Now, I’m not about to beat down anyone’s techniques for managing life, it can be hard and whatever works for you, works for you. I’m genuinely happy for you. But there is no amount of manifesting that could make my legs work again, that’s just not how this works. I physically work hard every day. I exercise my legs, hell I exercise every muscle in my body to try and keep it as strong as it can possibly be with the equipment and space that I have. I believe in tangible, real techniques. On the flipside I also believe in self fulfilling prophecies where if you think something is gonna go to shit it probably will because when you think like that the way that you then behave will force that situation. But that’s different in many ways.

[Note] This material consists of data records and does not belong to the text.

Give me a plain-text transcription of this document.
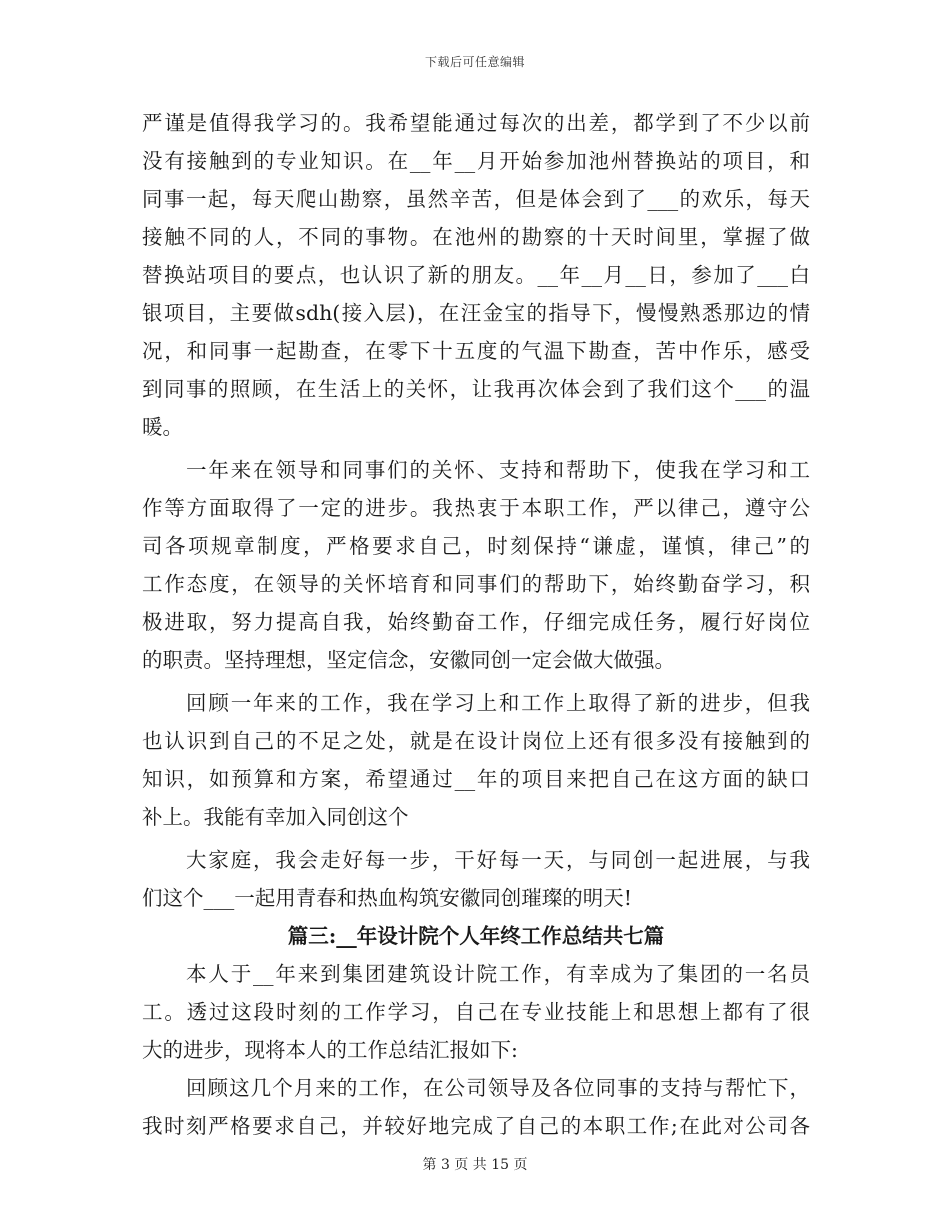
下载后可任意编辑
严谨是值得我学习的。我希望能通过每次的出差，都学到了不少以前
没有接触到的专业知识。在__年__月开始参加池州替换站的项目，和
同事一起，每天爬山勘察，虽然辛苦，但是体会到了___的欢乐，每天
接触不同的人，不同的事物。在池州的勘察的十天时间里，掌握了做
替换站项目的要点，也认识了新的朋友。__年__月__日，参加了___白
银项目，主要做sdh(接入层)，在汪金宝的指导下，慢慢熟悉那边的情
况，和同事一起勘查，在零下十五度的气温下勘查，苦中作乐，感受
到同事的照顾，在生活上的关怀，让我再次体会到了我们这个___的温
暖。
一年来在领导和同事们的关怀、支持和帮助下，使我在学习和工
作等方面取得了一定的进步。我热衷于本职工作，严以律己，遵守公
司各项规章制度，严格要求自己，时刻保持“谦虚，谨慎，律己”的
工作态度，在领导的关怀培育和同事们的帮助下，始终勤奋学习，积
极进取，努力提高自我，始终勤奋工作，仔细完成任务，履行好岗位
的职责。坚持理想，坚定信念，安徽同创一定会做大做强。
回顾一年来的工作，我在学习上和工作上取得了新的进步，但我
也认识到自己的不足之处，就是在设计岗位上还有很多没有接触到的
知识，如预算和方案，希望通过__年的项目来把自己在这方面的缺口
补上。我能有幸加入同创这个
大家庭，我会走好每一步，干好每一天，与同创一起进展，与我
们这个___一起用青春和热血构筑安徽同创璀璨的明天!
篇三:__年设计院个人年终工作总结共七篇
本人于__年来到集团建筑设计院工作，有幸成为了集团的一名员
工。透过这段时刻的工作学习，自己在专业技能上和思想上都有了很
大的进步，现将本人的工作总结汇报如下:
回顾这几个月来的工作，在公司领导及各位同事的支持与帮忙下，
我时刻严格要求自己，并较好地完成了自己的本职工作;在此对公司各
第 3 页 共 15 页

That leads me to “self talk“ which is our internal voice. Many people say the way we speak to ourselves has an impact on our mental health. Now this is something that I am guilty of, negative self talk, but I don’t find it has any negative effects. Maybe I’m just immune to it or I don’t take any notice of myself but my mental health is no worse now than it has been for the last 15+ years. Whenever I’m trying to do something and a part of my body doesn’t work I’ll tell it that it’s a “piece of shit” or “for fuck’s sake why are you so crap?” But I think I use it as motivation. You know like when you’re in the gym and you try and lift a particular weight that is too heavy so you get really mad and the adrenaline forces your body to do things that you didn’t think were possible? Kind of like that; I get mad. Downright fucking angry actually. But I’d rather take it out on myself than those closest to me, they don’t deserve it. My body does. It lets me down time and time again. I kind of feel bad in a weird, childlike way because my legs haven’t done anything wrong, the damage is in my spinal column so my legs are actually just not receiving the messages yet they’re the ones I shout at. (Internally, of course, I’m not a complete nut job!) Equally, which is just a silly really, I congratulate my legs when they do something that I want them to do. A little pat and a “well done” 🤣 which I then have a little chuckle about because it’s ridiculous. Hey, I spend a lot of time on my own so nobody really hears me apart from the dog… don’t judge me. Some say that when it comes to self talk you shouldn’t use language you wouldn’t use towards someone in real life but we all know I’m a bitch, was before my disability and not about to change now, so the things I say to myself I actually would say to someone. Suck it up, buttercup, don’t be a piece of shit if you can’t handle being told that’s what you are 🤷🏻♀️
So all in all I do believe keeping a positive mental attitude is important but I also believe in being real. I’m not a pessimist and I’m not an optimist – I’m a realist.